The conference’s theme “Seeking Higher Ground and Equity in the Industry” was reflected in the diverse programming of workshops, talks and presentations held over the 2-days that were divided into 4 categories ; Economic Opportunity, Educations & Family, Medical & Wellness, Policy/Legal & Social Justice with the following topics:

  • Why Bother: The Medical Marijuana Liscense Process
  • Parent Caregivers: By Any Means Necessary

  • Black Vets Speak Up

  • The Diaspora: Life with Sickle Cell

  • Qualifying Conditions: Before You Get A MMJ

  • Gotta be a better way: chronic pain management

  • Cannabis in the Diaspora Dewey workshop

  • Hemp history: Before There Was Cotton Nate

  • Weeds Do Grow: Conversating with Woke Educators

  • New trends in Education: A Cannabis Workforce

  • Branding Your Cannabis Business

  • Straight Outta Lesotho

  • Blockchain: Land Ownership On Our Own Terms

  • Cannabis and Tech

  • Black Canna Biz: Solutions for Community Empowerment

Zimbabwe’s Dr.
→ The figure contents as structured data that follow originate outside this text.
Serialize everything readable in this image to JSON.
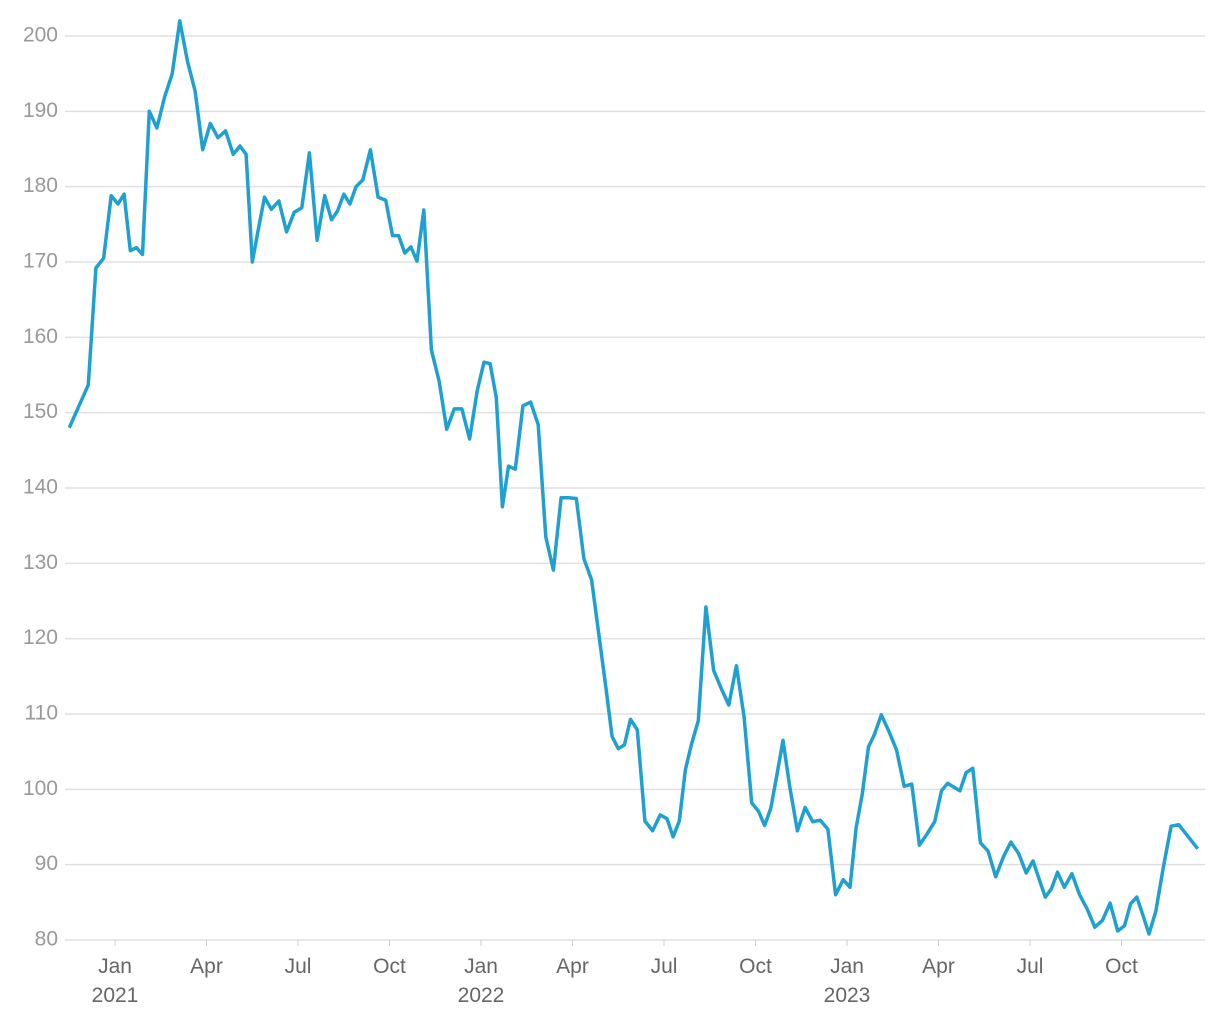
{
  "chart_data": {
    "type": "line",
    "color": "#1ea0d0",
    "grid": true,
    "xlim": [
      "2020-11",
      "2023-12"
    ],
    "xticks": [
      {
        "value": "2021-01",
        "label": "Jan\n2021"
      },
      {
        "value": "2021-04",
        "label": "Apr"
      },
      {
        "value": "2021-07",
        "label": "Jul"
      },
      {
        "value": "2021-10",
        "label": "Oct"
      },
      {
        "value": "2022-01",
        "label": "Jan\n2022"
      },
      {
        "value": "2022-04",
        "label": "Apr"
      },
      {
        "value": "2022-07",
        "label": "Jul"
      },
      {
        "value": "2022-10",
        "label": "Oct"
      },
      {
        "value": "2023-01",
        "label": "Jan\n2023"
      },
      {
        "value": "2023-04",
        "label": "Apr"
      },
      {
        "value": "2023-07",
        "label": "Jul"
      },
      {
        "value": "2023-10",
        "label": "Oct"
      }
    ],
    "ylim": [
      80,
      200
    ],
    "yticks": [
      80,
      90,
      100,
      110,
      120,
      130,
      140,
      150,
      160,
      170,
      180,
      190,
      200
    ],
    "x": [
      "2020-11",
      "2020-12",
      "2020-12",
      "2020-12",
      "2020-12",
      "2021-01",
      "2021-01",
      "2021-01",
      "2021-01",
      "2021-01",
      "2021-02",
      "2021-02",
      "2021-02",
      "2021-02",
      "2021-03",
      "2021-03",
      "2021-03",
      "2021-03",
      "2021-04",
      "2021-04",
      "2021-04",
      "2021-04",
      "2021-05",
      "2021-05",
      "2021-05",
      "2021-05",
      "2021-05",
      "2021-06",
      "2021-06",
      "2021-06",
      "2021-06",
      "2021-07",
      "2021-07",
      "2021-07",
      "2021-07",
      "2021-08",
      "2021-08",
      "2021-08",
      "2021-08",
      "2021-08",
      "2021-09",
      "2021-09",
      "2021-09",
      "2021-09",
      "2021-10",
      "2021-10",
      "2021-10",
      "2021-10",
      "2021-10",
      "2021-11",
      "2021-11",
      "2021-11",
      "2021-11",
      "2021-12",
      "2021-12",
      "2021-12",
      "2021-12",
      "2022-01",
      "2022-01",
      "2022-01",
      "2022-01",
      "2022-01",
      "2022-02",
      "2022-02",
      "2022-02",
      "2022-02",
      "2022-03",
      "2022-03",
      "2022-03",
      "2022-03",
      "2022-04",
      "2022-04",
      "2022-04",
      "2022-04",
      "2022-05",
      "2022-05",
      "2022-05",
      "2022-05",
      "2022-05",
      "2022-06",
      "2022-06",
      "2022-06",
      "2022-06",
      "2022-07",
      "2022-07",
      "2022-07",
      "2022-07",
      "2022-07",
      "2022-08",
      "2022-08",
      "2022-08",
      "2022-08",
      "2022-09",
      "2022-09",
      "2022-09",
      "2022-09",
      "2022-10",
      "2022-10",
      "2022-10",
      "2022-10",
      "2022-10",
      "2022-11",
      "2022-11",
      "2022-11",
      "2022-11",
      "2022-12",
      "2022-12",
      "2022-12",
      "2022-12",
      "2023-01",
      "2023-01",
      "2023-01",
      "2023-01",
      "2023-01",
      "2023-02",
      "2023-02",
      "2023-02",
      "2023-02",
      "2023-03",
      "2023-03",
      "2023-03",
      "2023-03",
      "2023-04",
      "2023-04",
      "2023-04",
      "2023-04",
      "2023-04",
      "2023-05",
      "2023-05",
      "2023-05",
      "2023-05",
      "2023-06",
      "2023-06",
      "2023-06",
      "2023-06",
      "2023-07",
      "2023-07",
      "2023-07",
      "2023-07",
      "2023-07",
      "2023-08",
      "2023-08",
      "2023-08",
      "2023-08",
      "2023-09",
      "2023-09",
      "2023-09",
      "2023-09",
      "2023-10",
      "2023-10",
      "2023-10",
      "2023-10",
      "2023-10",
      "2023-11",
      "2023-11",
      "2023-11",
      "2023-11",
      "2023-12"
    ],
    "values": [
      148,
      153.7,
      169.2,
      170.5,
      178.8,
      177.7,
      179,
      171.5,
      171.9,
      171,
      190,
      187.8,
      191.9,
      195,
      202,
      196.7,
      192.7,
      184.9,
      188.4,
      186.5,
      187.4,
      184.3,
      185.4,
      184.3,
      170,
      174.4,
      178.6,
      177,
      178.1,
      174,
      176.6,
      177.2,
      184.5,
      172.9,
      178.8,
      175.6,
      176.8,
      179,
      177.7,
      180,
      180.9,
      184.9,
      178.6,
      178.2,
      173.5,
      173.5,
      171.2,
      172,
      170.1,
      176.9,
      158.3,
      154.2,
      147.8,
      150.5,
      150.5,
      146.5,
      152.9,
      156.7,
      156.5,
      152,
      137.5,
      142.9,
      142.5,
      150.9,
      151.4,
      148.4,
      133.5,
      129.1,
      138.7,
      138.7,
      138.6,
      130.6,
      127.8,
      120.2,
      113.4,
      107,
      105.4,
      105.9,
      109.3,
      107.9,
      95.8,
      94.5,
      96.6,
      96.1,
      93.7,
      95.8,
      102.6,
      106,
      109.1,
      124.2,
      115.8,
      113.4,
      111.2,
      116.4,
      109.6,
      98.2,
      97.1,
      95.2,
      97.5,
      101.9,
      106.5,
      100.3,
      94.5,
      97.6,
      95.7,
      95.9,
      94.7,
      86,
      88,
      87,
      94.9,
      99.4,
      105.6,
      107.3,
      109.9,
      107.7,
      105.2,
      100.4,
      100.7,
      92.6,
      94.1,
      95.7,
      99.8,
      100.8,
      100.3,
      99.8,
      102.2,
      102.8,
      92.9,
      91.8,
      88.4,
      91,
      93,
      91.5,
      88.9,
      90.5,
      88.1,
      85.7,
      86.8,
      89,
      87,
      88.8,
      86,
      84.1,
      81.7,
      82.6,
      84.9,
      81.2,
      81.9,
      84.8,
      85.7,
      83.3,
      80.8,
      83.8,
      89.7,
      95.1,
      95.3,
      92.1
    ]
  }
}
Zorodzai Maroveke and South Africa’s Willem Jonker shared their experiences and research via video recording while Albertus Kleingeld, a partner at  Webber Newdigate, a law firm based in Maseru, Lesotho led the session “Straight Outta Lesotho: An African Update”.

“Lesotho’s decision to view marijuana as a source of national revenue rather than a petty crime positions the country as a pioneer on the African continent, however, there is still a lot of progress to be made.  African nations are dragging behind Western nations with respect to cannabis legalisation because of the underlying notion that its use is abnormal and disgraceful. This stigma has slowed down efforts of the Government and the legislative system to legalise and tap into the lucrative global marijuana industry. As a global society, it is time we rectify, restore and re-normalize healthy positive attitudes & perceptions towards cannabis,” said Kleingeld whose firm advises a majority of cannabis license holders in Lesotho and South Africa on various commercial and regulatory matters.DACO organizers Perry-Thomas and Ivey were inspired to organize a conference targeting people of color after attending other major conferences that had little representation. “2019 marks the 400 year that many enslaved Africans were brought to this country and since that time there have been biased laws to ensure the wealth gap. There are estimates of $24.5 billion in sales by 2021, this revenue can translate to tax dollars for schools, elder care, job creation and innovation to better our communities. Black and Brown communities have to advocate for access, equity and policy reform to be included in this industry.  Without the information we don’t know what to ask for, where to go or what to do. The DACO conference was our effort to raise the awareness and opportunities for marginalized communities throughout the world on the topic of cannabis. We plan to continue to build alliances and forge ahead for a more positive impact on the planet, people and the plant,” added Perry-Thomas.